Cats have a sense of pictorial composition: they station themselves symmetrically on chairs, rugs, even a sheet of paper on the floor. Cats adhere to an Apollonian metric of mathematical space. Haughty, solitary, precise, they are arbiters of elegance - the principle that I find natively Egyptian.
Cats are poseurs. They have a sense of persona - and become visibly embarrassed when reality punctures their dignity. Apes are more human but less beautiful: they posture but never pose. Hunkering, chattering, chest-beating, buttock-baring apes are bumptious vulgarians lurching up the evolutionary road. The cat's sophisticated personae are masks of an advanced theatricality. Priest and god of its own cult, the cat follows a code of ritual purity, cleaning itself religiously. It makes pagan sacrifices to itself and may share its ceremonies with the elect. The day of a cat-owner often begins with the discovery of a neat pile of mole guts or mashed mouse limbs on the porch - Darwinian mementos. The cat is the least Christian inhabitant of the average home.
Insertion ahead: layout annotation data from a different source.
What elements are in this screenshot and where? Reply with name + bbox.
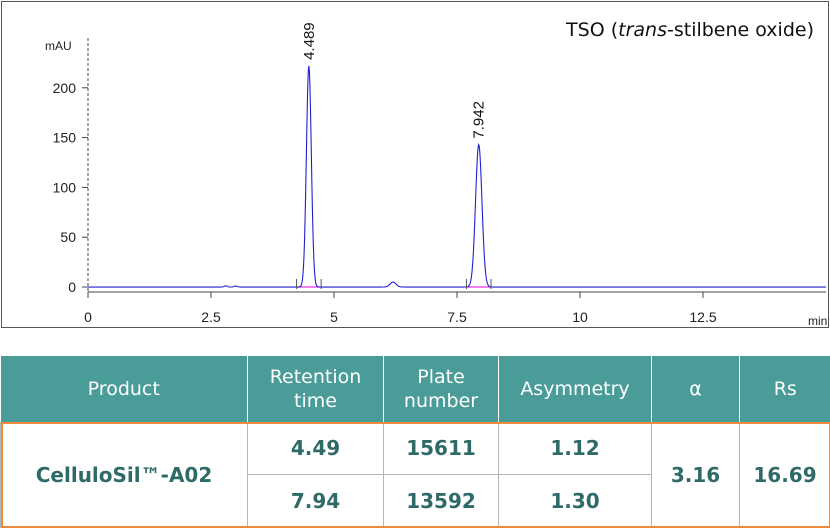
x-tick-label: 10: [572, 309, 588, 325]
chromatogram-chart: TSO (trans-stilbene oxide) mAU min 0 50 10…: [1, 1, 829, 328]
plate-number-cell: 15611: [383, 421, 499, 476]
x-tick-label: 12.5: [689, 309, 716, 325]
header-rs: Rs: [739, 356, 830, 422]
header-plate-number: Plate number: [383, 356, 499, 422]
retention-time-cell: 7.94: [247, 474, 384, 528]
product-name-cell: CelluloSil™-A02: [0, 421, 248, 528]
y-tick-label: 100: [53, 179, 77, 195]
asymmetry-cell: 1.30: [498, 474, 652, 528]
x-tick-label: 0: [84, 309, 92, 325]
peak-label: 4.489: [301, 22, 318, 60]
header-retention-time: Retention time: [247, 356, 384, 422]
chart-title: TSO (trans-stilbene oxide): [565, 19, 814, 41]
x-tick-label: 7.5: [447, 309, 467, 325]
y-tick-label: 150: [53, 130, 77, 146]
asymmetry-cell: 1.12: [498, 421, 652, 476]
chromatogram-svg: TSO (trans-stilbene oxide) mAU min 05010…: [45, 19, 827, 328]
x-tick-label: 2.5: [201, 309, 221, 325]
results-table: Product Retention time Plate number Asym…: [0, 356, 830, 528]
peak-label: 7.942: [471, 101, 488, 139]
y-tick-label: 0: [68, 279, 76, 295]
retention-time-cell: 4.49: [247, 421, 384, 476]
rs-cell: 16.69: [739, 421, 830, 528]
signal-trace: [88, 65, 826, 288]
alpha-cell: 3.16: [651, 421, 740, 528]
y-tick-label: 200: [53, 80, 77, 96]
x-tick-label: 5: [330, 309, 338, 325]
header-product: Product: [0, 356, 248, 422]
y-axis-unit: mAU: [45, 39, 72, 53]
header-asymmetry: Asymmetry: [498, 356, 652, 422]
table-row: 7.94 13592 1.30: [1, 474, 830, 528]
header-alpha: α: [651, 356, 740, 422]
y-tick-label: 50: [60, 229, 76, 245]
x-axis-unit: min: [808, 314, 827, 328]
plate-number-cell: 13592: [383, 474, 499, 528]
table-header-row: Product Retention time Plate number Asym…: [0, 356, 830, 422]
table-row: CelluloSil™-A02 4.49 15611 1.12 3.16 16.…: [0, 421, 830, 528]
In Egypt, the cat; in Greece, the horse. The Greeks did not care for cats. They admired the horse and used it constantly in art and metaphor. The horse is an athlete, proud but serviceable. It accepts citizenship in a public system. The cat is a law unto itself. It has never lost its despotic air of Oriental luxury and indolence. It was too feminine for the male-loving Greeks.
[The cat] spoke of Egypt's invention of femininity, an aesthetic of social practice removed from nature's brutal female machinery. [The] aristocratic Egyptian women's costume must be called 'slinky', a word we still use for form-fitting evening gowns. Slinkiness is the nocturnal stealth of cats. The Egyptians admired sleekness in greyhounds, jackals and hawks. Sleekness is smooth Apollonian contour. But slinkiness is the sinuous craft of daemonic darkness which the cat carries into day.
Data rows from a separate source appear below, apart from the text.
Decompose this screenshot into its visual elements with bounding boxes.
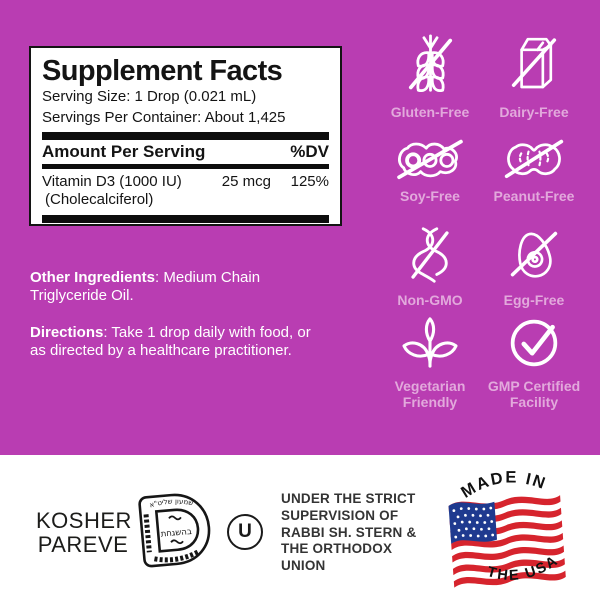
badge-vegetarian-friendly: Vegetarian Friendly	[378, 312, 482, 424]
badge-label: Vegetarian Friendly	[394, 378, 466, 410]
supervision-line: SUPERVISION OF	[281, 507, 399, 523]
servings-per-container-line: Servings Per Container: About 1,425	[42, 108, 286, 126]
badge-icon-wrap	[509, 222, 559, 288]
badge-label: Dairy-Free	[499, 104, 569, 120]
kosher-pareve-text: KOSHER PAREVE	[36, 508, 132, 557]
badge-label: Peanut-Free	[493, 188, 575, 204]
directions-line1: Directions: Take 1 drop daily with food,…	[30, 324, 370, 342]
divider-medium	[42, 164, 329, 170]
badge-dairy-free: Dairy-Free	[482, 28, 586, 132]
directions-block: Directions: Take 1 drop daily with food,…	[30, 324, 370, 359]
ou-letter: U	[238, 521, 252, 542]
badge-gluten-free: Gluten-Free	[378, 28, 482, 132]
badge-label: Gluten-Free	[390, 104, 470, 120]
orthodox-union-icon: U	[227, 514, 263, 550]
kosher-d-stamp-icon: שמעון שליט"א בהשגחת	[138, 493, 211, 568]
directions-line2: as directed by a healthcare practitioner…	[30, 341, 292, 359]
serving-size-line: Serving Size: 1 Drop (0.021 mL)	[42, 88, 257, 106]
badge-label: Egg-Free	[503, 292, 565, 308]
nutrient-name: Vitamin D3 (1000 IU)	[42, 173, 182, 191]
other-ingredients-block: Other Ingredients: Medium Chain Triglyce…	[30, 269, 310, 304]
wheat-slash-icon	[408, 34, 452, 93]
badge-icon-wrap	[503, 132, 565, 184]
divider-bottom	[42, 215, 329, 224]
directions-label: Directions	[30, 324, 104, 341]
milk-carton-slash-icon	[511, 37, 557, 89]
badge-soy-free: Soy-Free	[378, 132, 482, 222]
soy-pod-slash-icon	[397, 139, 463, 179]
supplement-facts-title: Supplement Facts	[42, 55, 283, 87]
facts-header-row: Amount Per Serving %DV	[42, 142, 329, 162]
badge-icon-wrap	[408, 222, 452, 288]
badge-label: Soy-Free	[400, 188, 460, 204]
amount-per-serving-header: Amount Per Serving	[42, 142, 206, 162]
supplement-facts-panel: Supplement Facts Serving Size: 1 Drop (0…	[29, 46, 342, 226]
badge-gmp-certified: GMP Certified Facility	[482, 312, 586, 424]
pareve-line: PAREVE	[37, 532, 129, 557]
badge-icon-wrap	[408, 28, 453, 100]
nutrient-subname: (Cholecalciferol)	[45, 191, 154, 209]
badge-peanut-free: Peanut-Free	[482, 132, 586, 222]
badge-label: Non-GMO	[397, 292, 463, 308]
other-ingredients-line1: Other Ingredients: Medium Chain	[30, 269, 310, 287]
supervision-text: UNDER THE STRICT SUPERVISION OF RABBI SH…	[281, 491, 416, 575]
us-flag-icon	[448, 493, 567, 588]
kosher-center-text: בהשגחת	[160, 527, 192, 540]
kosher-line: KOSHER	[36, 508, 132, 533]
supervision-line: UNDER THE STRICT	[281, 491, 416, 506]
made-in-text: MADE IN	[458, 469, 549, 502]
nutrient-row: Vitamin D3 (1000 IU) 25 mcg 125%	[42, 173, 329, 191]
badge-egg-free: Egg-Free	[482, 222, 586, 312]
supervision-line: RABBI SH. STERN &	[281, 524, 417, 540]
other-ingredients-rest: : Medium Chain	[155, 269, 261, 286]
supervision-line: THE ORTHODOX	[281, 541, 393, 557]
divider-thick	[42, 132, 329, 141]
badge-icon-wrap	[508, 312, 560, 374]
other-ingredients-label: Other Ingredients	[30, 269, 156, 286]
badge-icon-wrap	[399, 312, 461, 374]
other-ingredients-line2: Triglyceride Oil.	[30, 286, 134, 304]
supervision-line: UNION	[281, 558, 326, 574]
dna-slash-icon	[411, 227, 449, 283]
badge-icon-wrap	[394, 132, 466, 184]
egg-slash-icon	[510, 231, 558, 278]
nutrient-dv: 125%	[290, 173, 329, 191]
directions-rest: : Take 1 drop daily with food, or	[103, 324, 311, 341]
badge-icon-wrap	[511, 28, 557, 100]
dv-header: %DV	[290, 142, 329, 162]
badge-non-gmo: Non-GMO	[378, 222, 482, 312]
sprout-icon	[402, 317, 458, 368]
check-circle-icon	[510, 319, 558, 367]
badge-label: GMP Certified Facility	[487, 378, 581, 410]
peanut-slash-icon	[504, 139, 564, 179]
made-in-usa-stamp: MADE IN THE USA	[448, 469, 567, 588]
nutrient-amount: 25 mcg	[221, 173, 271, 191]
allergen-badge-grid: Gluten-Free Dairy-Free	[378, 28, 586, 424]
Cats have secret thoughts, a divided consciousness. No other animal is capable of ambivalence, those ambiguous cross-currents of feeling as when a purring cat simultaneously buries its teeth warningly in one's arm.
The inner drama of a lounging cat is telegraphed by its ears which swerve around toward a distant rustle as its eyes rest with false adoration on ours and secondly by its tail which flicks menacingly even while the cat dozes. Sometimes the cat pretends to have no relation to its own tail which it schizophrenically attacks. The twitching, thumping tail is the chthonian barometer of the cat's Apollonian world. It is the serpent in the garden, bumping and grinding with malice afore-thought. The cat's ambivalent duality is dramatized in erratic mood swings, abrupt leaps from torpor to mania, by which it checks our presumption: 'Come no closer. I can never be known.'
Thus the Egyptian veneration of cats was neither silly nor childish. Through the cat, Egypt defined and refined its complex aesthetic. The cat was the symbol of that fusion of chthonian and Apollonian which no other culture has achieved. The west's eye-intense pagan line begins in Egypt as does the hard persona of art and politics. Cats are exemplars of both.
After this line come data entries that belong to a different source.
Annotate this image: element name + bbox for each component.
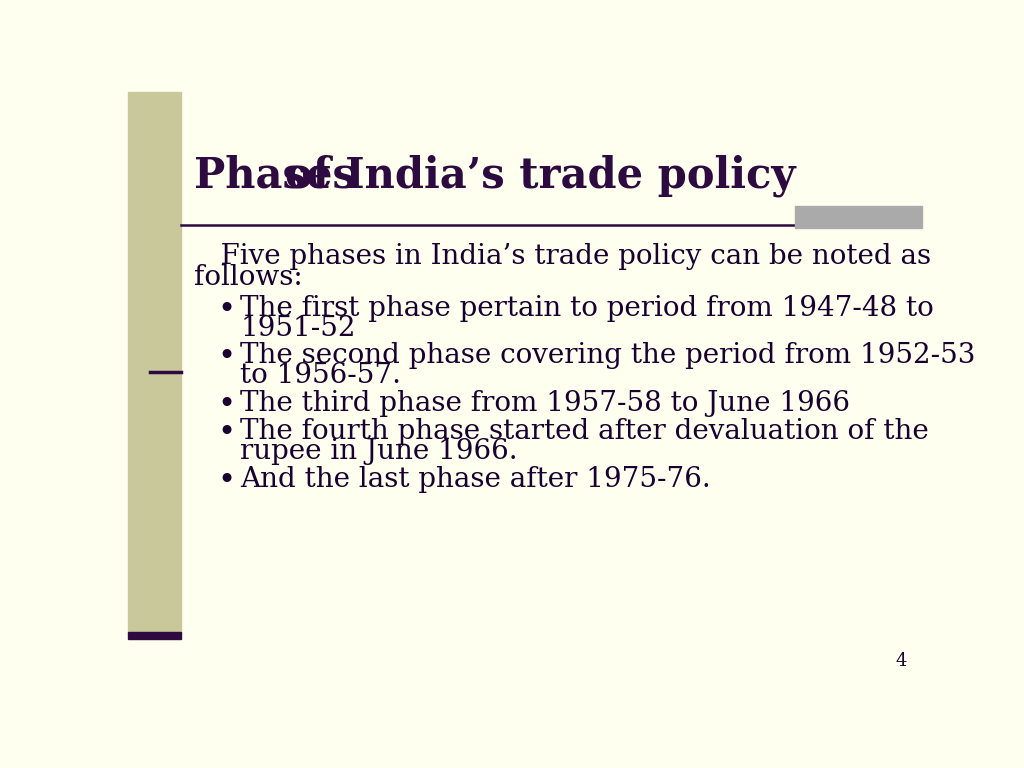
Text: The first phase pertain to period from 1947-48 to: The first phase pertain to period from 1… [241,295,934,322]
Text: to 1956-57.: to 1956-57. [241,362,401,389]
Bar [128,632,180,639]
Text: •: • [217,390,236,421]
Text: •: • [217,343,236,373]
Text: •: • [217,295,236,326]
Bar [795,206,922,227]
Text: 4: 4 [896,652,907,670]
Text: The fourth phase started after devaluation of the: The fourth phase started after devaluati… [241,418,929,445]
Text: of India’s trade policy: of India’s trade policy [286,154,796,197]
Bar [128,92,180,634]
Text: Five phases in India’s trade policy can be noted as: Five phases in India’s trade policy can … [194,243,931,270]
Text: The second phase covering the period from 1952-53: The second phase covering the period fro… [241,343,976,369]
Text: •: • [217,465,236,497]
Text: rupee in June 1966.: rupee in June 1966. [241,438,518,465]
Text: 1951-52: 1951-52 [241,315,356,342]
Text: And the last phase after 1975-76.: And the last phase after 1975-76. [241,465,711,492]
Text: Phases: Phases [194,154,356,197]
Text: •: • [217,418,236,449]
Text: follows:: follows: [194,264,303,291]
Text: The third phase from 1957-58 to June 1966: The third phase from 1957-58 to June 196… [241,390,850,417]
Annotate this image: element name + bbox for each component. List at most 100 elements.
The crocodile, also honoured in Egypt, resembles the cat in its daily passage between two realms; hefting itself between water and earth, the spiky crocodile is the west's armoured ego, sinister, hostile and ever-watchful. The cat is a time-traveler from ancient Egypt. It returns whenever sorcery or style are in vogue. In the Decadent aestheticism of Poe and Baudelaire, the cat regains its sphinx-like prestige and magnitude. With its taste for ritual and bloody spectacle, conspiracy and exhibitionism, the cat is pure pagan pomp. Uniting nocturnal primitivism to Apollonian elegance of line, it became the living paradigm of Egyptian sensibility.
The cat, fixing its swift predatory energy in poses of Apollonian stasis was the first to enact the frozen moment of perceptual stillness that is high art.